2238 ほめ方を間違えると かえって害になる

パリ五輪が幕を閉じて1ヶ月・・
数々の感動シーンがまだ記憶に新しい。
メダルにつながった選手もいれば、
悔し涙を流した選手もいる。

選手のスキルを上げたり、意欲を高めるため
に、多くの指導者コーチが試行錯誤し
ながら選手を励ましたことだろう。

アスリートの快進撃は、選手の努力だけでは
なく、良き指導者の存在があることを忘れて
はならない。
選手を不快にさせたり、肉体や精神に苦痛を
与えるパワハラやセクハラが、何かと問題に
なる昨今・・
指導者は指摘されることを恐れ、褒めること
に終始するようになるが・・
そのほめ方にも良し悪しがあるようです。

米コロンビア大学の心理学部で、
以下のような「ほめ方」の実験をした。
公立小学校5年生の児童400人を対象に、
難易度の”低い”テストを受けさせた。

本人の成績に関わらず各児童に「80点以上
だった」と結果を伝え、児童たちを無作為に
3つのグループに分けた。

Aのグループの児童には「頭が良い」とほめ
Bのグループの児童には「良く頑張った」と
努力をほめた。
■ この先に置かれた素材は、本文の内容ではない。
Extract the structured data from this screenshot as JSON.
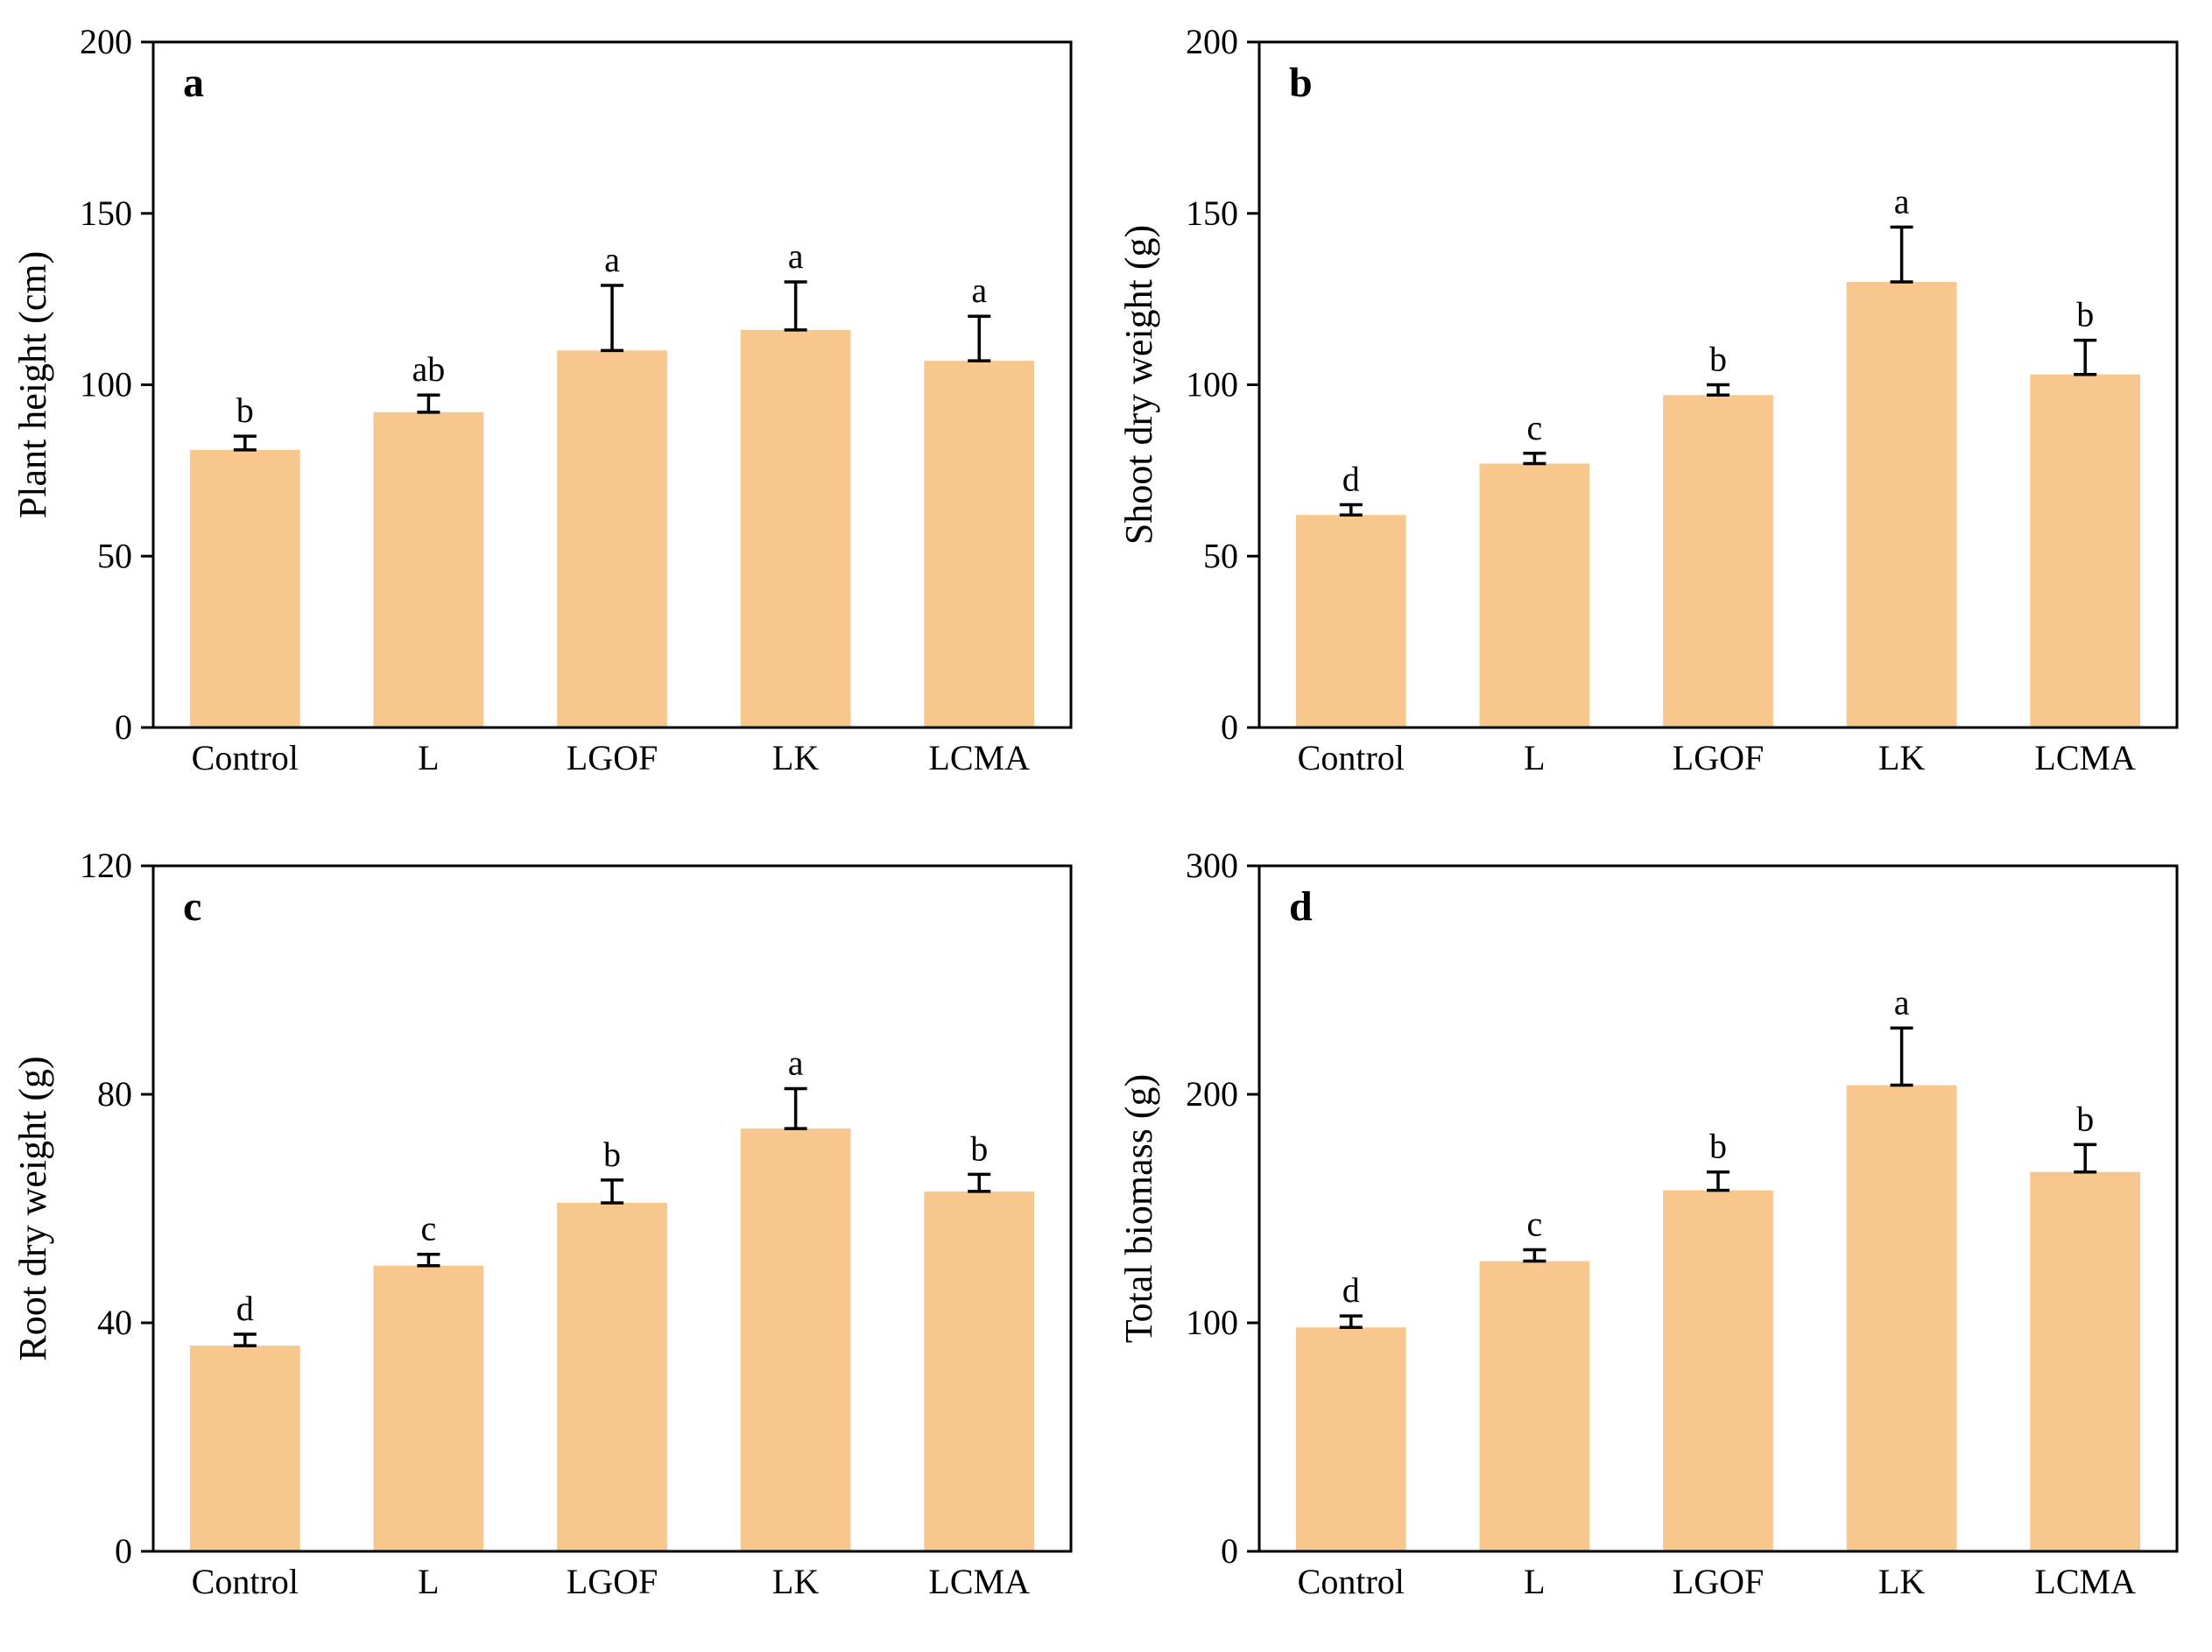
{
  "figure": {
    "background": "#ffffff",
    "bar_color": "#F7C78E",
    "axis_color": "#000000",
    "error_bar_color": "#000000"
  },
  "chart_data": [
    {
      "type": "bar",
      "panel_label": "a",
      "title": "",
      "xlabel": "",
      "ylabel": "Plant height (cm)",
      "categories": [
        "Control",
        "L",
        "LGOF",
        "LK",
        "LCMA"
      ],
      "values": [
        81,
        92,
        110,
        116,
        107
      ],
      "errors": [
        4,
        5,
        19,
        14,
        13
      ],
      "sig_letters": [
        "b",
        "ab",
        "a",
        "a",
        "a"
      ],
      "ylim": [
        0,
        200
      ],
      "yticks": [
        0,
        50,
        100,
        150,
        200
      ],
      "grid": false,
      "legend": "none"
    },
    {
      "type": "bar",
      "panel_label": "b",
      "title": "",
      "xlabel": "",
      "ylabel": "Shoot dry weight (g)",
      "categories": [
        "Control",
        "L",
        "LGOF",
        "LK",
        "LCMA"
      ],
      "values": [
        62,
        77,
        97,
        130,
        103
      ],
      "errors": [
        3,
        3,
        3,
        16,
        10
      ],
      "sig_letters": [
        "d",
        "c",
        "b",
        "a",
        "b"
      ],
      "ylim": [
        0,
        200
      ],
      "yticks": [
        0,
        50,
        100,
        150,
        200
      ],
      "grid": false,
      "legend": "none"
    },
    {
      "type": "bar",
      "panel_label": "c",
      "title": "",
      "xlabel": "",
      "ylabel": "Root dry weight (g)",
      "categories": [
        "Control",
        "L",
        "LGOF",
        "LK",
        "LCMA"
      ],
      "values": [
        36,
        50,
        61,
        74,
        63
      ],
      "errors": [
        2,
        2,
        4,
        7,
        3
      ],
      "sig_letters": [
        "d",
        "c",
        "b",
        "a",
        "b"
      ],
      "ylim": [
        0,
        120
      ],
      "yticks": [
        0,
        40,
        80,
        120
      ],
      "grid": false,
      "legend": "none"
    },
    {
      "type": "bar",
      "panel_label": "d",
      "title": "",
      "xlabel": "",
      "ylabel": "Total biomass (g)",
      "categories": [
        "Control",
        "L",
        "LGOF",
        "LK",
        "LCMA"
      ],
      "values": [
        98,
        127,
        158,
        204,
        166
      ],
      "errors": [
        5,
        5,
        8,
        25,
        12
      ],
      "sig_letters": [
        "d",
        "c",
        "b",
        "a",
        "b"
      ],
      "ylim": [
        0,
        300
      ],
      "yticks": [
        0,
        100,
        200,
        300
      ],
      "grid": false,
      "legend": "none"
    }
  ]
}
Cのグループには何も言わず
ほめもしなかった。
その後・・
能力をほめたAのグループは、難しい勉強を
避け、成績は下がった。
努力をほめたBのグループは、更に難しい
勉強に励み成績を伸ばした。
興味深いのは、何もほめなかったグループの
方が、能力をほめたグループより難しい問題
に励んでいたのです。
ほめ方によっては、その後の意欲や結果を
左右し、ほめ方を間違えるとかえって害にな
ることを示唆している。
       
    日経新聞「元気の処方箋」

Aのグループはイソップ物語「ウサギと亀」
能力を過信したウサギになっていたのかも。